The US was complicit in both the proliferation and the use of WMD against the Revolutionary Guards, who were amongst the 52,000 Iranian victims of this war crime.
In response to the latest US measures against Iran, Vladimir Putin, who along with the Chinese, has refused to back further sanctions against Iran, saying: "Running around like a mad man with a blade in one's hand is not the best way to solve such problems."
Also, Rice's accusation against the Quds force, a division of the Revolutionary Guards, of support for terrorism in Iraq and beyond, is in sharp contrast to British government's own evidence.

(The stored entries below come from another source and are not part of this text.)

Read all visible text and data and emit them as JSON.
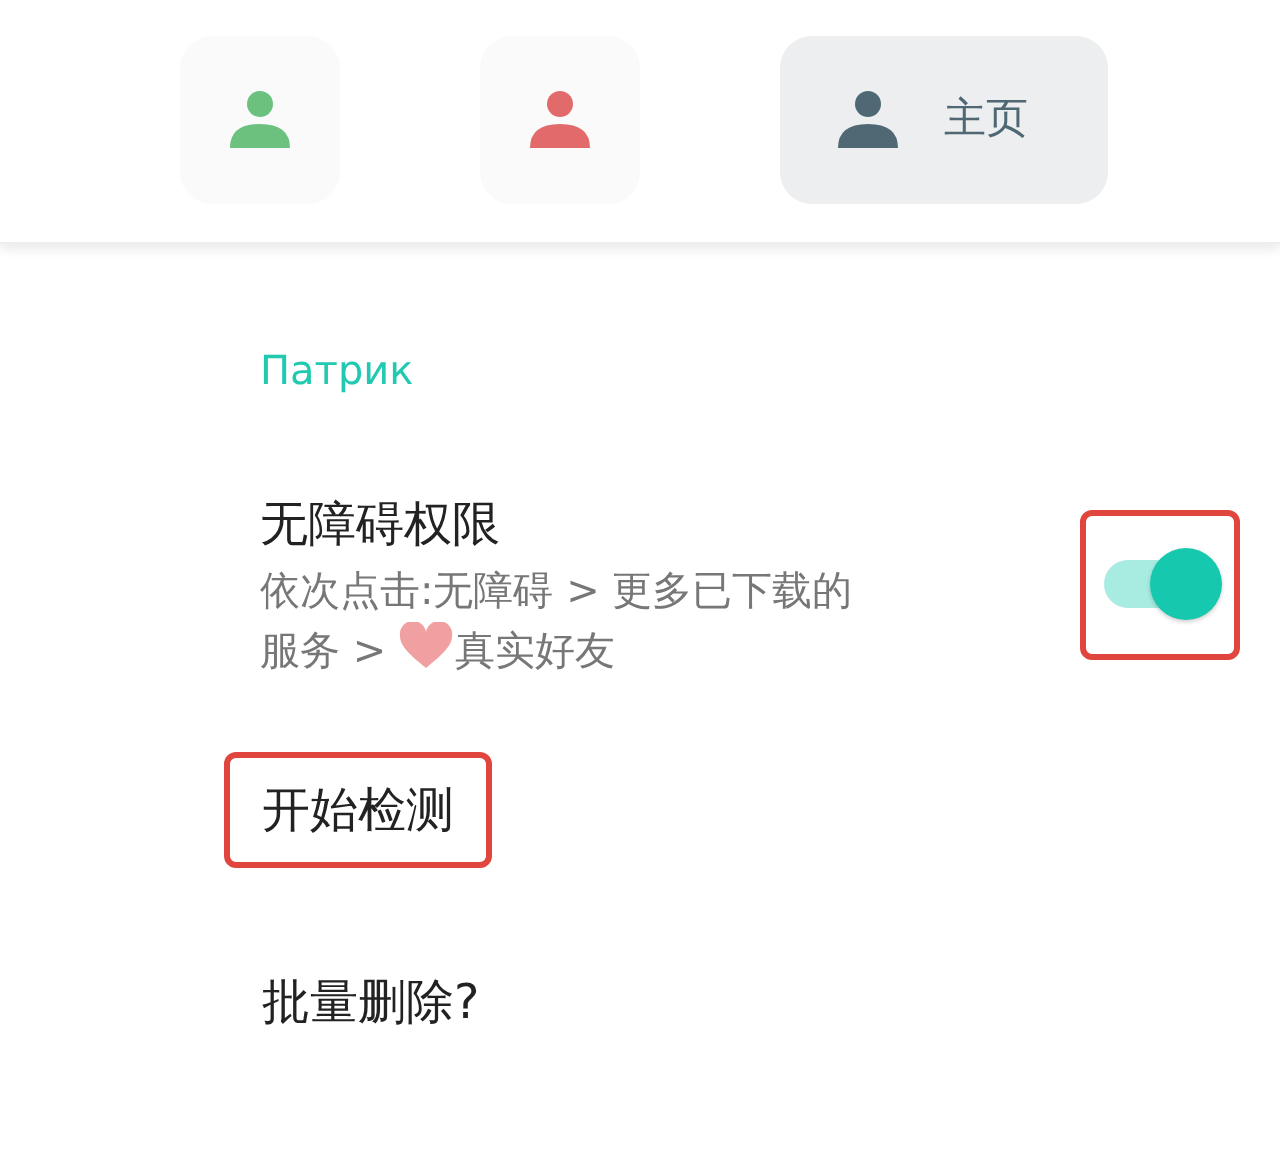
{
  "tabs": [
    {
      "color": "#6cc17f",
      "selected": false
    },
    {
      "color": "#e26a6a",
      "selected": false
    },
    {
      "color": "#4f6874",
      "label": "主页",
      "selected": true
    }
  ],
  "section": {
    "title": "Патрик"
  },
  "items": [
    {
      "kind": "toggle",
      "title": "无障碍权限",
      "description_line_1": "依次点击:无障碍 > 更多已下载的",
      "description_before": "服务 > ",
      "description_after": "真实好友",
      "on": true,
      "annotated": true
    },
    {
      "kind": "action",
      "title": "开始检测",
      "annotated": true
    },
    {
      "kind": "action",
      "title": "批量删除?",
      "annotated": false
    }
  ]
}
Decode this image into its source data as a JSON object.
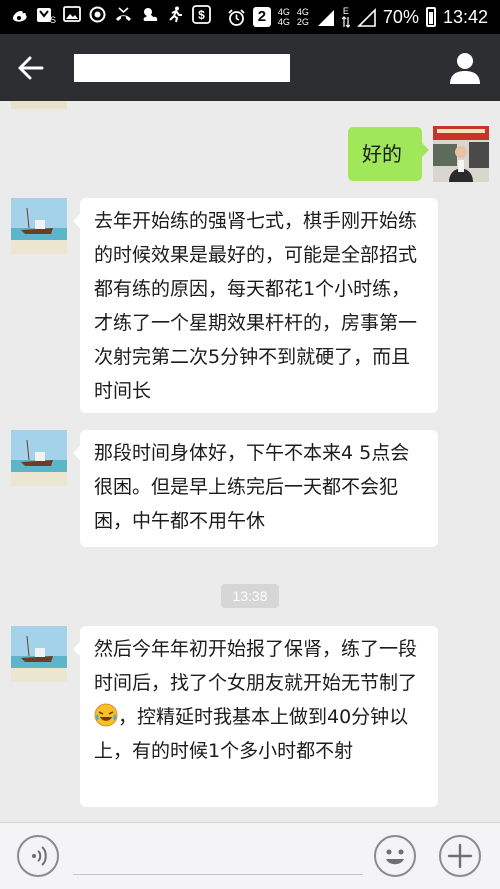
{
  "status_bar": {
    "left_icons": [
      "weibo-icon",
      "s-notification-icon",
      "image-icon",
      "sync-icon",
      "missed-call-icon",
      "weather-icon",
      "running-icon",
      "dollar-icon"
    ],
    "alarm_icon": "alarm-icon",
    "sim_badge": "2",
    "network_top": "4G",
    "network_bottom": "4G",
    "network_bottom2": "2G",
    "data_type": "E",
    "battery_percent": "70%",
    "time": "13:42"
  },
  "header": {
    "back_icon": "back-arrow-icon",
    "title": "",
    "contact_icon": "person-icon"
  },
  "messages": [
    {
      "side": "right",
      "text": "好的"
    },
    {
      "side": "left",
      "text": "去年开始练的强肾七式，棋手刚开始练的时候效果是最好的，可能是全部招式都有练的原因，每天都花1个小时练，才练了一个星期效果杆杆的，房事第一次射完第二次5分钟不到就硬了，而且时间长"
    },
    {
      "side": "left",
      "text": "那段时间身体好，下午不本来4 5点会很困。但是早上练完后一天都不会犯困，中午都不用午休"
    },
    {
      "side": "time",
      "text": "13:38"
    },
    {
      "side": "left",
      "text_before_emoji": "然后今年年初开始报了保肾，练了一段时间后，找了个女朋友就开始无节制了",
      "emoji": "crying-laughing-emoji",
      "text_after_emoji": "，控精延时我基本上做到40分钟以上，有的时候1个多小时都不射"
    }
  ],
  "input_bar": {
    "voice_icon": "voice-icon",
    "placeholder": "",
    "emoji_icon": "smiley-icon",
    "plus_icon": "plus-icon"
  },
  "colors": {
    "status_bar_bg": "#000000",
    "header_bg": "#2d2e31",
    "chat_bg": "#ebebeb",
    "sent_bubble": "#a0e75a",
    "received_bubble": "#ffffff",
    "time_badge": "#d6d6d6"
  }
}
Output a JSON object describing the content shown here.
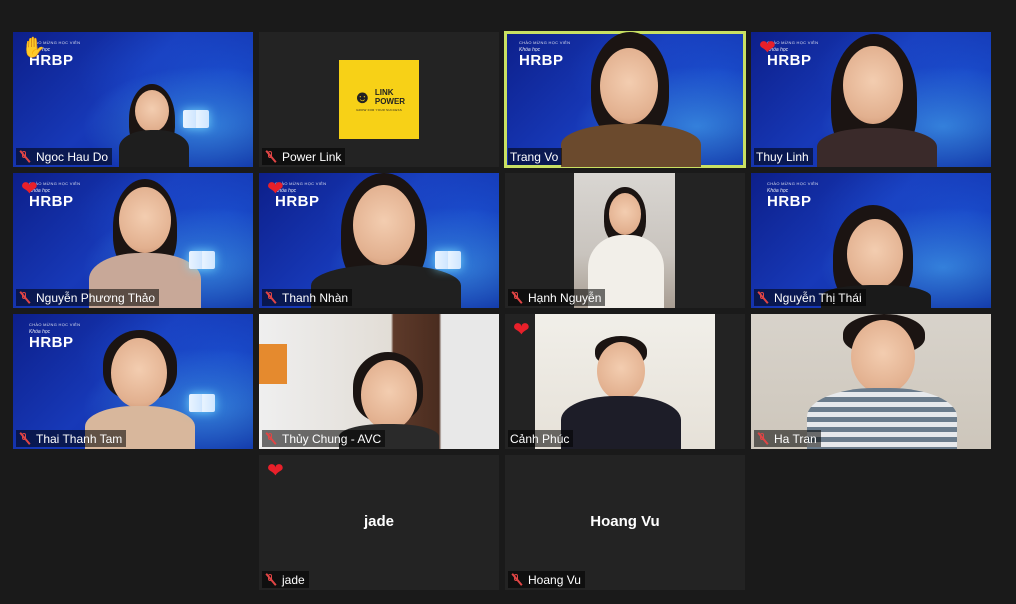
{
  "brand": {
    "small_text": "CHÀO MỪNG HỌC VIÊN",
    "course_label": "Khóa học",
    "course_name": "HRBP",
    "cohort": "Online 08"
  },
  "logo": {
    "line1": "LINK",
    "line2": "POWER",
    "tagline": "GROW FOR YOUR SUCCESS"
  },
  "participants": [
    {
      "name": "Ngoc Hau Do",
      "muted": true,
      "reaction": "raised-hand"
    },
    {
      "name": "Power Link",
      "muted": true,
      "reaction": ""
    },
    {
      "name": "Trang Vo",
      "muted": false,
      "reaction": "",
      "active_speaker": true
    },
    {
      "name": "Thuy Linh",
      "muted": false,
      "reaction": "heart"
    },
    {
      "name": "Nguyễn Phương Thảo",
      "muted": true,
      "reaction": "heart"
    },
    {
      "name": "Thanh Nhàn",
      "muted": true,
      "reaction": "heart"
    },
    {
      "name": "Hạnh Nguyễn",
      "muted": true,
      "reaction": ""
    },
    {
      "name": "Nguyễn Thị Thái",
      "muted": true,
      "reaction": ""
    },
    {
      "name": "Thai Thanh Tam",
      "muted": true,
      "reaction": ""
    },
    {
      "name": "Thủy Chung - AVC",
      "muted": true,
      "reaction": ""
    },
    {
      "name": "Cảnh Phúc",
      "muted": false,
      "reaction": "heart"
    },
    {
      "name": "Ha Tran",
      "muted": true,
      "reaction": ""
    },
    {
      "name": "jade",
      "muted": true,
      "reaction": "heart",
      "display_name": "jade"
    },
    {
      "name": "Hoang Vu",
      "muted": true,
      "reaction": "",
      "display_name": "Hoang Vu"
    }
  ],
  "colors": {
    "active_border": "#c9e063",
    "muted_icon": "#e04545",
    "heart": "#e8202a",
    "background": "#1a1a1a"
  },
  "icons": {
    "muted": "mic-muted-icon",
    "heart": "heart-icon",
    "raised_hand": "raised-hand-icon"
  },
  "reaction_glyphs": {
    "heart": "❤",
    "raised_hand": "✋"
  }
}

David Miliband, the foreign secretary, in an interview with the Financial Times in July admitted that there was no evidence of Iranian involvement in the violence and instability in Iraq.
Afghanistan's foreign minister has recently contradicted the US accusations against Iran by pointing out that there is no evidence for Iran arming the Taliban forces.
Prime Minister Maliki and President Karzai too have repeatedly stressed Iran's positive role in Iraq and Afghanistan.
The unfounded allegations by the US and Rice's declaration to the Congress that Iran was "perhaps the single greatest challenge" for US security, is part of the unmistakable chorus of war from the US administration.
This followed Bush's invocation of the "World War III" and Cheney's threat of "serious consequences" for Iran, the week previously.
It is an ominous indication that the voices of dialogue have been decidedly drowned by the war camp who are pushing for a military attack on Iran.
In Britain, Gordon Brown has been quick to support the latest US measures and refused to rule out the military option.
The new sanctions will not avert the military option by the US, as a number of leading politicians in the UK, France and Germany claim, but would only be the prelude to a military attack.
Brown is placing Britain in the path of another unprovoked and illegal war with catastrophic consequences for the people of Iran, the region and the whole world.
Seymour Hersh wrote in a recent article in the New Yorker that this summer in a closed circuit video discussion between Bush and Ian Crocker, the US ambassador in Iraq, Bush said that he wanted all along the border inside Iran to be bombed and that "the British were on board".
The British public should wake up to the disastrous foreign policy the UK government is continuing to pursue after the invasion of Iraq and urgently demand their MPs to table an emergency motion in the House of Commons to oppose sanctions and any military attack on Iran.